Apparently, this verification process of real human beings in the application on LinkedIn finally seems to bear fruits, as the corporation announced it now verifies 55 million of its members.
ID verification in LinkedIn adds a white confirmation check mark in your profile, letting other users know that they are sure of having a word with a human being- someone who had verified their identity through some government identification.
In response to the growing issue of misinformation and spam spread across social apps, LinkedIn offered free ID verification last year, partnering with regional verification partners such as CLEAR and Persona. Using third-party verification partners reduces the labor load on LinkedIn and might be a smarter way to go about verification without having to have its own staff individually checking each person's ID.
And it's introducing another layer of trustworthiness to the app with LinkedIn reporting it now features the most verified individual human identities of any major social network.
And even with that, 55 million is still just a subset of LinkedIn's user base.
Whereas LinkedIn is not open regarding its statistics of active users, only giving the number of the site's total members; estimates of monthly active users reach between 300 and 400 million. Meaning less than 15 percent verified their identity; in turn, LinkedIn claims it's more than those people that signed up for X's Premium subscription services and will have the choice of ID verification and government verified through Meta's Meta Verified process.
At this point in time, likely more than those on board for Meta's paid subscription service as Meta does not release actual sign-on data.
It can hence say it now boasts to being home to the most number of ID-verified users, which translates to trustworthy conversations.

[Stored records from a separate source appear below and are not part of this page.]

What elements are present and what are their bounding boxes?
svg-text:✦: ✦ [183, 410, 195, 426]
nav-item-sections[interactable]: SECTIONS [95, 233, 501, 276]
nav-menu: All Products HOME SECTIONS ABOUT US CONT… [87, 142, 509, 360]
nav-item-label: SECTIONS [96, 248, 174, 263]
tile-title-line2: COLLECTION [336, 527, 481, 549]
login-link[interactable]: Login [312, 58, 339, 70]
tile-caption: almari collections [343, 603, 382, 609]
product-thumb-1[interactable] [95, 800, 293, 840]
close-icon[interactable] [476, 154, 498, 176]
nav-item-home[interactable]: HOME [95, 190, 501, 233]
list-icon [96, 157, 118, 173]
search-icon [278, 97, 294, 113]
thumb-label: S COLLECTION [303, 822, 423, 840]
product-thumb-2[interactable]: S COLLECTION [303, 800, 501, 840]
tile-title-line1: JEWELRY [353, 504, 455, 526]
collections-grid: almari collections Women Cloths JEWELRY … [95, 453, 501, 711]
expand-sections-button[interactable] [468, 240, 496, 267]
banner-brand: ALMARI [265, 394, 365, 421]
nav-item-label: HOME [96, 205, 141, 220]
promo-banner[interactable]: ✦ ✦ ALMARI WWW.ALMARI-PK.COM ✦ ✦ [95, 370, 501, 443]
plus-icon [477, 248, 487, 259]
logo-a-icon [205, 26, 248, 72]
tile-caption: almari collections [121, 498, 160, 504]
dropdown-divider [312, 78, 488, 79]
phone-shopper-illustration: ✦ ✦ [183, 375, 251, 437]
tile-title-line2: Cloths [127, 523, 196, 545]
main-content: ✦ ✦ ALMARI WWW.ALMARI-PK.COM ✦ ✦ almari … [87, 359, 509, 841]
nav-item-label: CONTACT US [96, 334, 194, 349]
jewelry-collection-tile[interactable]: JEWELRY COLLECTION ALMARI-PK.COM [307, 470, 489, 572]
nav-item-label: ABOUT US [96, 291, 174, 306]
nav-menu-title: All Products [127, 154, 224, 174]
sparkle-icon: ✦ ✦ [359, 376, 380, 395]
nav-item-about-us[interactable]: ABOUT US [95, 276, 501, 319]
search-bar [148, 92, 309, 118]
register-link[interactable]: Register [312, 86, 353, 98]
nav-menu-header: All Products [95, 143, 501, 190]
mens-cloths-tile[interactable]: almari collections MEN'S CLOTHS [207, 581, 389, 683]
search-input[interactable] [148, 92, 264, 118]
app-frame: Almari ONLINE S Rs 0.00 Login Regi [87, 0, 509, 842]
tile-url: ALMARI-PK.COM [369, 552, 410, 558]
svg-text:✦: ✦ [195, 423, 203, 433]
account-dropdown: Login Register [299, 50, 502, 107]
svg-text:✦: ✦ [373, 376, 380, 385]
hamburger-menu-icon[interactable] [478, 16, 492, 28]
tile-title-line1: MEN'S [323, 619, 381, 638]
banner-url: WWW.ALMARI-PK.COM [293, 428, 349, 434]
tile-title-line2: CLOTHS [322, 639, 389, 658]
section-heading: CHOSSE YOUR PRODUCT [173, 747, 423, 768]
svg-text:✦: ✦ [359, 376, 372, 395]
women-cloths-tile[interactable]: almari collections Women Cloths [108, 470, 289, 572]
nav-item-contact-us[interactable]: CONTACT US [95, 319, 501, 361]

Hopefully that will eventually encourage more people to register because they cannot be believed without the identification verification tick. The greater number of people who get registered, the more suspicious the non-registers would look, and hopefully the 55 million initial adopters are some of the most active on the site which will fuel the dynamism for the drive.

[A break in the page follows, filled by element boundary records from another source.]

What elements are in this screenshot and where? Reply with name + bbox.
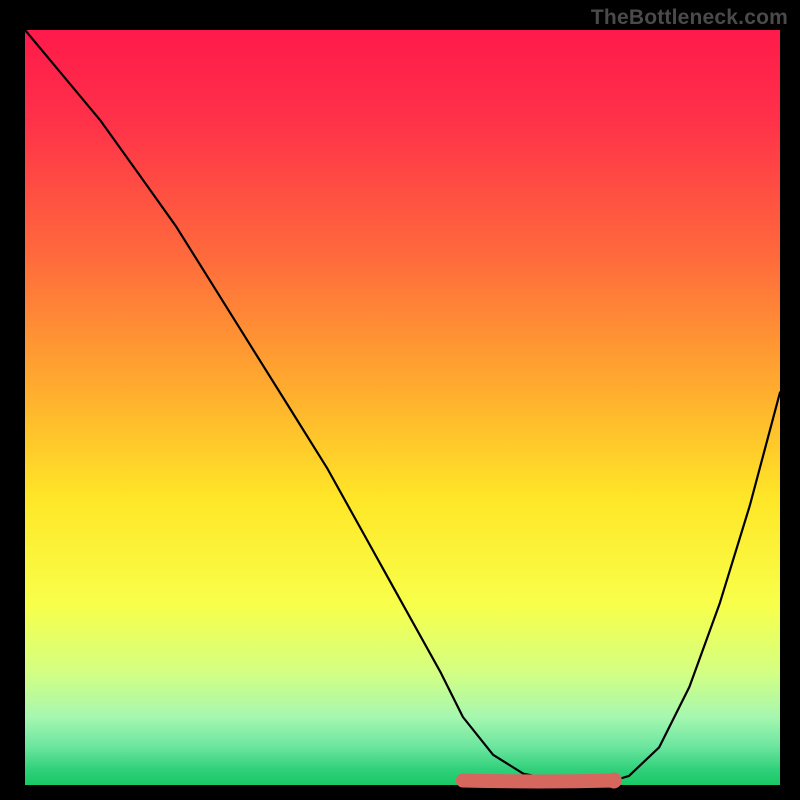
optimal-point-dot <box>606 773 622 789</box>
plot-background <box>25 30 780 785</box>
chart-stage: TheBottleneck.com <box>0 0 800 800</box>
watermark-text: TheBottleneck.com <box>591 6 788 30</box>
chart-svg <box>0 0 800 800</box>
optimal-range-marker <box>463 781 614 782</box>
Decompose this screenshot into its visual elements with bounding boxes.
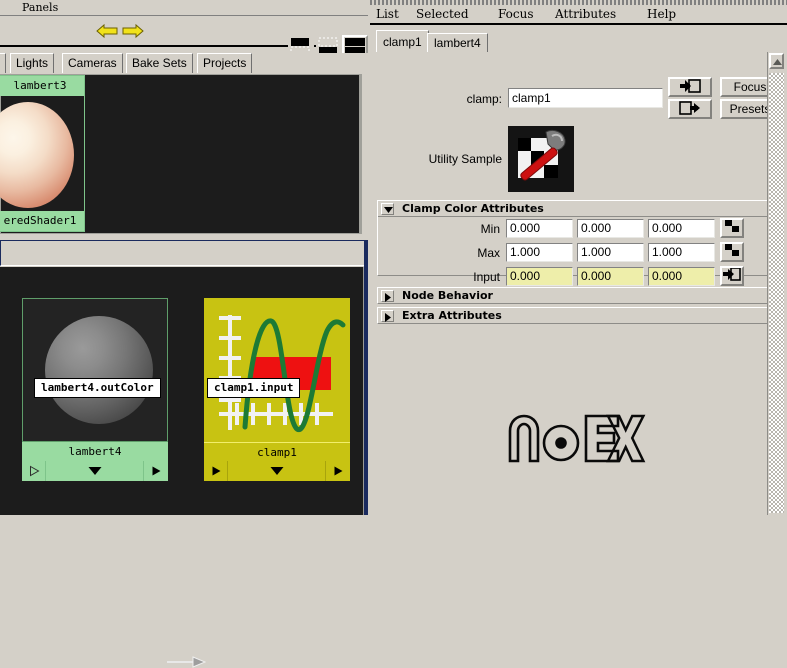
menu-selected[interactable]: Selected: [412, 5, 473, 24]
input-map-connect-button[interactable]: [720, 266, 744, 286]
noex-watermark: [506, 413, 646, 465]
min-color-chooser-button[interactable]: [720, 218, 744, 238]
map-connect-icon: [723, 268, 741, 281]
menu-list[interactable]: List: [372, 5, 403, 24]
node-swatch-clamp1: [204, 298, 350, 442]
panels-tab-bake-sets[interactable]: Bake Sets: [126, 53, 193, 73]
tab-underline: [370, 52, 787, 54]
input-label: Input: [473, 270, 500, 284]
input-field-g[interactable]: 0.000: [577, 267, 644, 286]
section-label-node-behavior: Node Behavior: [402, 289, 493, 302]
attribute-editor-tab-bar: clamp1 lambert4: [370, 30, 787, 53]
chevron-right-icon[interactable]: [381, 290, 394, 302]
scroll-up-icon[interactable]: [769, 53, 784, 69]
max-field-r[interactable]: 1.000: [506, 243, 573, 262]
section-label-extra-attributes: Extra Attributes: [402, 309, 502, 322]
panels-tab-lights[interactable]: Lights: [10, 53, 55, 73]
load-attributes-button[interactable]: [668, 77, 712, 97]
connection-arrow-icon: [167, 656, 207, 668]
menu-focus[interactable]: Focus: [494, 5, 538, 24]
panels-title: Panels: [22, 1, 59, 14]
arrow-left-icon[interactable]: [96, 23, 120, 39]
node-name-label: clamp:: [466, 92, 502, 106]
connection-source-label[interactable]: lambert4.outColor: [34, 378, 161, 398]
connection-dest-label[interactable]: clamp1.input: [207, 378, 301, 398]
attribute-editor-body: clamp: clamp1 Focus Presets Utility Samp…: [370, 52, 787, 515]
panels-tab-projects[interactable]: Projects: [197, 53, 253, 73]
panels-window: Panels Lights Cameras Bake Sets Projects…: [0, 0, 368, 668]
node-buttons-lambert4: [22, 461, 168, 481]
triangle-right-outline-icon[interactable]: [22, 461, 46, 481]
min-field-b[interactable]: 0.000: [648, 219, 715, 238]
swatch-label-bottom: eredShader1: [0, 211, 84, 231]
max-label: Max: [477, 246, 500, 260]
arrow-right-icon[interactable]: [120, 23, 144, 39]
chevron-right-icon[interactable]: [381, 310, 394, 322]
attribute-editor-menu-bar: List Selected Focus Attributes Help: [370, 5, 787, 25]
panels-tab-cameras[interactable]: Cameras: [62, 53, 123, 73]
swatch-cell-lambert3[interactable]: lambert3 eredShader1: [0, 75, 85, 232]
swatch-label-top: lambert3: [0, 76, 84, 96]
min-field-g[interactable]: 0.000: [577, 219, 644, 238]
hypershade-graph-canvas[interactable]: lambert4 clamp1 lambert4.outColor clamp1…: [0, 267, 364, 668]
attribute-editor-window: List Selected Focus Attributes Help clam…: [370, 0, 787, 515]
node-title-clamp1: clamp1: [204, 442, 350, 461]
application-window: Panels Lights Cameras Bake Sets Projects…: [0, 0, 787, 668]
color-chooser-icon: [725, 244, 739, 256]
panels-title-bar: Panels: [0, 0, 368, 16]
section-header-node-behavior[interactable]: Node Behavior: [377, 287, 777, 304]
material-swatch-browser[interactable]: lambert3 eredShader1: [0, 74, 362, 234]
input-field-b[interactable]: 0.000: [648, 267, 715, 286]
min-label: Min: [480, 222, 500, 236]
arrow-out-of-box-icon: [679, 101, 700, 115]
color-chooser-icon: [725, 220, 739, 232]
triangle-down-icon[interactable]: [46, 461, 144, 481]
triangle-right-icon[interactable]: [204, 461, 228, 481]
clamp-curve-icon: [205, 299, 349, 441]
panels-toolbar: [0, 17, 368, 58]
menu-help[interactable]: Help: [643, 5, 680, 24]
node-name-field[interactable]: clamp1: [508, 88, 663, 108]
tab-lambert4[interactable]: lambert4: [427, 33, 488, 53]
unload-attributes-button[interactable]: [668, 99, 712, 119]
max-color-chooser-button[interactable]: [720, 242, 744, 262]
attribute-editor-scrollbar[interactable]: [767, 52, 784, 515]
tab-clamp1[interactable]: clamp1: [376, 30, 429, 53]
scrollbar-track[interactable]: [769, 73, 784, 513]
menu-attributes[interactable]: Attributes: [551, 5, 620, 24]
utility-sample-label: Utility Sample: [428, 152, 502, 166]
triangle-right-icon[interactable]: [144, 461, 168, 481]
min-field-r[interactable]: 0.000: [506, 219, 573, 238]
max-field-b[interactable]: 1.000: [648, 243, 715, 262]
arrow-into-box-icon: [680, 79, 701, 93]
hypershade-graph-toolbar: [0, 240, 368, 266]
section-header-extra-attributes[interactable]: Extra Attributes: [377, 307, 777, 324]
clamp-color-attributes-group: [377, 200, 777, 276]
node-swatch-lambert4: [22, 298, 168, 442]
max-field-g[interactable]: 1.000: [577, 243, 644, 262]
triangle-down-icon[interactable]: [228, 461, 326, 481]
hammer-checkerboard-icon[interactable]: [508, 126, 574, 192]
swatch-sphere-preview: [0, 102, 74, 208]
shaded-sphere-icon: [45, 316, 153, 424]
panel-border: [364, 240, 368, 515]
input-field-r[interactable]: 0.000: [506, 267, 573, 286]
panels-tab-partial[interactable]: [0, 53, 6, 73]
triangle-right-icon[interactable]: [326, 461, 350, 481]
node-title-lambert4: lambert4: [22, 442, 168, 461]
panels-tab-bar: Lights Cameras Bake Sets Projects: [0, 53, 368, 73]
node-buttons-clamp1: [204, 461, 350, 481]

It is a good way to imbue extra trust in the app and ensure that users on the professional social network are not wasting your time with bot engagement.
Of course, there are other legitimacy concerns on LinkedIn, wherein the platform even encourages its users to use the generative AI for more subjects, such as creating posts and even querying through their DMs, so you can't really be sure if what they're posting are their actual mind and ideas.

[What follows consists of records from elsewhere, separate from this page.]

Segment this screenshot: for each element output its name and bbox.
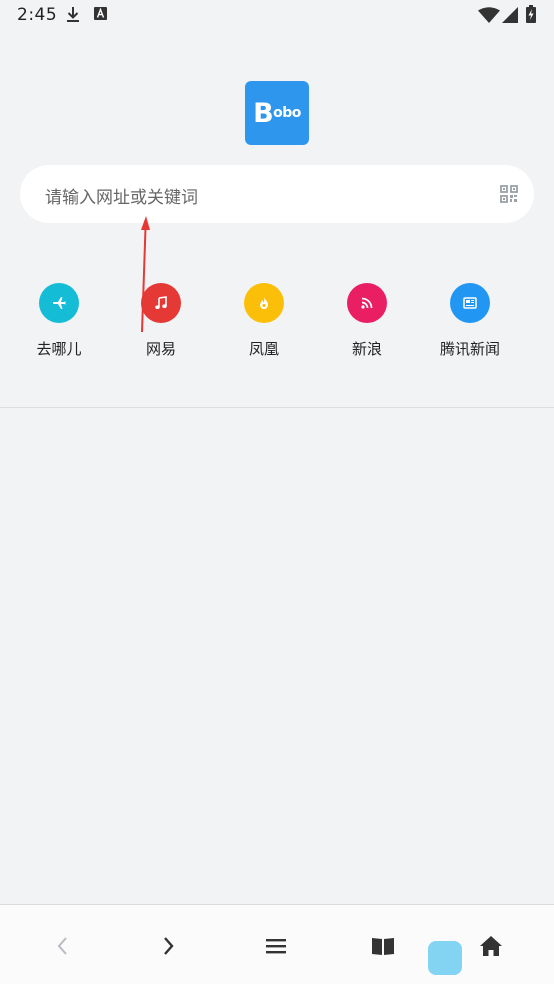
home-icon	[480, 936, 502, 956]
qr-scan-icon[interactable]	[500, 185, 518, 203]
back-button[interactable]	[48, 931, 78, 961]
shortcut-circle[interactable]	[347, 283, 387, 323]
signal-icon	[502, 7, 518, 23]
logo-letter: B	[253, 97, 274, 129]
logo-letters: obo	[273, 105, 301, 121]
shortcut-circle[interactable]	[39, 283, 79, 323]
font-a-icon	[94, 7, 107, 20]
section-divider	[0, 407, 554, 408]
shortcut-label[interactable]: 腾讯新闻	[425, 338, 515, 359]
bottom-nav	[0, 904, 554, 984]
shortcut-label[interactable]: 凤凰	[219, 338, 309, 359]
battery-icon	[526, 5, 536, 23]
shortcut-circle[interactable]	[244, 283, 284, 323]
search-placeholder[interactable]: 请输入网址或关键词	[45, 183, 198, 208]
shortcut-label[interactable]: 网易	[116, 338, 206, 359]
shortcut-label[interactable]: 新浪	[322, 338, 412, 359]
shortcut-label[interactable]: 去哪儿	[14, 338, 104, 359]
shortcut-tencent-news[interactable]: 腾讯新闻	[425, 283, 515, 363]
status-time: 2:45	[17, 5, 58, 25]
airplane-icon	[53, 297, 66, 309]
forward-icon	[164, 937, 174, 955]
bookmarks-icon	[372, 938, 394, 955]
wifi-icon	[478, 7, 500, 23]
download-icon	[67, 7, 79, 22]
browser-home-screen: 2:45 Bobo 请输入网址或关键词 去哪儿 网易 凤凰 新浪 腾讯新闻	[0, 0, 554, 984]
menu-icon	[266, 939, 286, 954]
forward-button[interactable]	[153, 931, 183, 961]
back-icon	[57, 937, 67, 955]
status-bar: 2:45	[0, 0, 554, 32]
shortcut-circle[interactable]	[450, 283, 490, 323]
shortcut-qunar[interactable]: 去哪儿	[14, 283, 104, 363]
home-button[interactable]	[476, 931, 506, 961]
newspaper-icon	[463, 297, 477, 309]
logo-wordmark: Bobo	[245, 81, 309, 145]
annotation-arrow-icon	[141, 216, 150, 333]
flame-icon	[260, 297, 268, 309]
shortcut-ifeng[interactable]: 凤凰	[219, 283, 309, 363]
bookmarks-button[interactable]	[368, 931, 398, 961]
app-logo: Bobo	[245, 81, 309, 145]
rss-icon	[361, 297, 373, 309]
watermark-logo	[428, 941, 462, 975]
menu-button[interactable]	[261, 931, 291, 961]
search-bar[interactable]: 请输入网址或关键词	[20, 165, 534, 223]
shortcut-sina[interactable]: 新浪	[322, 283, 412, 363]
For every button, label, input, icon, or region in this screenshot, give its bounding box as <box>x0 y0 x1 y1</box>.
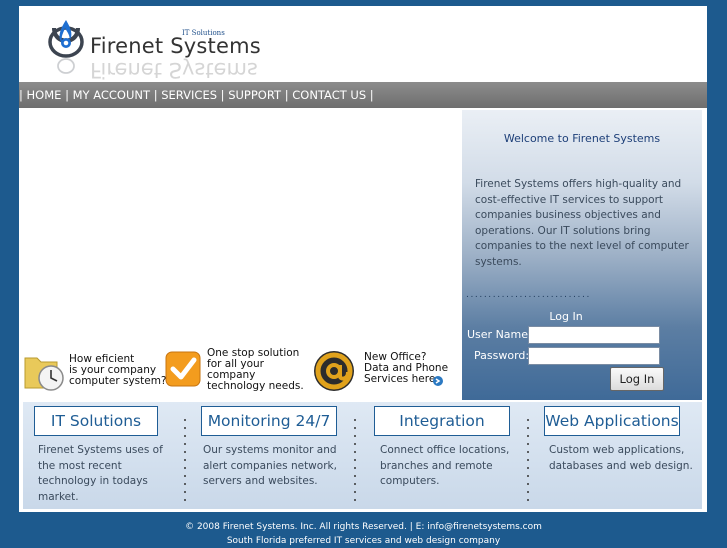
site-title[interactable]: Firenet Systems <box>90 34 261 58</box>
header: IT Solutions Firenet Systems Firenet Sys… <box>19 6 707 82</box>
clock-folder-icon <box>24 357 64 391</box>
footer-tagline: South Florida preferred IT services and … <box>226 536 501 546</box>
hero-area: How eficient is your company computer sy… <box>19 108 460 400</box>
promo-new-office[interactable]: New Office? Data and Phone Services here <box>310 346 450 396</box>
password-input[interactable] <box>528 347 660 365</box>
feature-desc-integration: Connect office locations, branches and r… <box>380 444 510 487</box>
dotted-divider: ............................ <box>466 290 591 300</box>
main-nav: | HOME | MY ACCOUNT | SERVICES | SUPPORT… <box>19 82 707 108</box>
feature-title-web-applications[interactable]: Web Applications <box>544 406 680 436</box>
footer: © 2008 Firenet Systems. Inc. All rights … <box>0 520 727 548</box>
password-label: Password: <box>474 349 530 362</box>
welcome-title: Welcome to Firenet Systems <box>503 132 661 145</box>
username-input[interactable] <box>528 326 660 344</box>
login-title: Log In <box>549 310 583 323</box>
checkmark-icon <box>165 351 201 387</box>
feature-desc-it-solutions: Firenet Systems uses of the most recent … <box>38 444 163 503</box>
flame-logo-icon[interactable] <box>46 14 86 58</box>
feature-desc-monitoring: Our systems monitor and alert companies … <box>203 444 337 487</box>
feature-title-integration[interactable]: Integration <box>374 406 510 436</box>
feature-divider <box>527 416 529 506</box>
nav-home[interactable]: HOME <box>27 88 62 102</box>
nav-contact-us[interactable]: CONTACT US <box>292 88 366 102</box>
arrow-right-icon[interactable] <box>433 376 443 386</box>
feature-desc-web-applications: Custom web applications, databases and w… <box>549 444 693 472</box>
welcome-panel: Welcome to Firenet Systems Firenet Syste… <box>462 110 702 400</box>
username-label: User Name: <box>467 328 532 341</box>
feature-divider <box>184 416 186 506</box>
promo-one-stop[interactable]: One stop solution for all your company t… <box>164 346 304 396</box>
promo-text: One stop solution for all your company t… <box>207 347 304 392</box>
promo-efficiency[interactable]: How eficient is your company computer sy… <box>23 346 167 396</box>
feature-title-monitoring[interactable]: Monitoring 24/7 <box>201 406 337 436</box>
nav-services[interactable]: SERVICES <box>161 88 217 102</box>
feature-divider <box>354 416 356 506</box>
welcome-body: Firenet Systems offers high-quality and … <box>475 178 689 268</box>
promo-text: How eficient is your company computer sy… <box>69 353 167 387</box>
at-sign-icon <box>314 351 354 391</box>
nav-support[interactable]: SUPPORT <box>228 88 281 102</box>
nav-my-account[interactable]: MY ACCOUNT <box>73 88 150 102</box>
login-button[interactable]: Log In <box>610 367 664 391</box>
site-title-reflection: Firenet Systems <box>90 58 258 82</box>
features-section: IT Solutions Firenet Systems uses of the… <box>23 402 702 509</box>
page-container: IT Solutions Firenet Systems Firenet Sys… <box>19 6 707 512</box>
logo-reflection-icon <box>57 58 75 74</box>
footer-copyright: © 2008 Firenet Systems. Inc. All rights … <box>185 522 542 532</box>
feature-title-it-solutions[interactable]: IT Solutions <box>34 406 158 436</box>
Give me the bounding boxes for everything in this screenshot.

There are also some issues that have been reported with third-party ID confirmation partners, and it is sharing your data with them (note: LinkedIn's partners in this program have not been included in such concerns).
But, taking into account the large volume of spam and bots on social media apps and increased usage of generative AI to simulate human engagement, it is a valuable consideration, which might be more valuable for the platform over time.
And 55 million verifications, for a program with relatively modest promotion, is a nice level of adoption.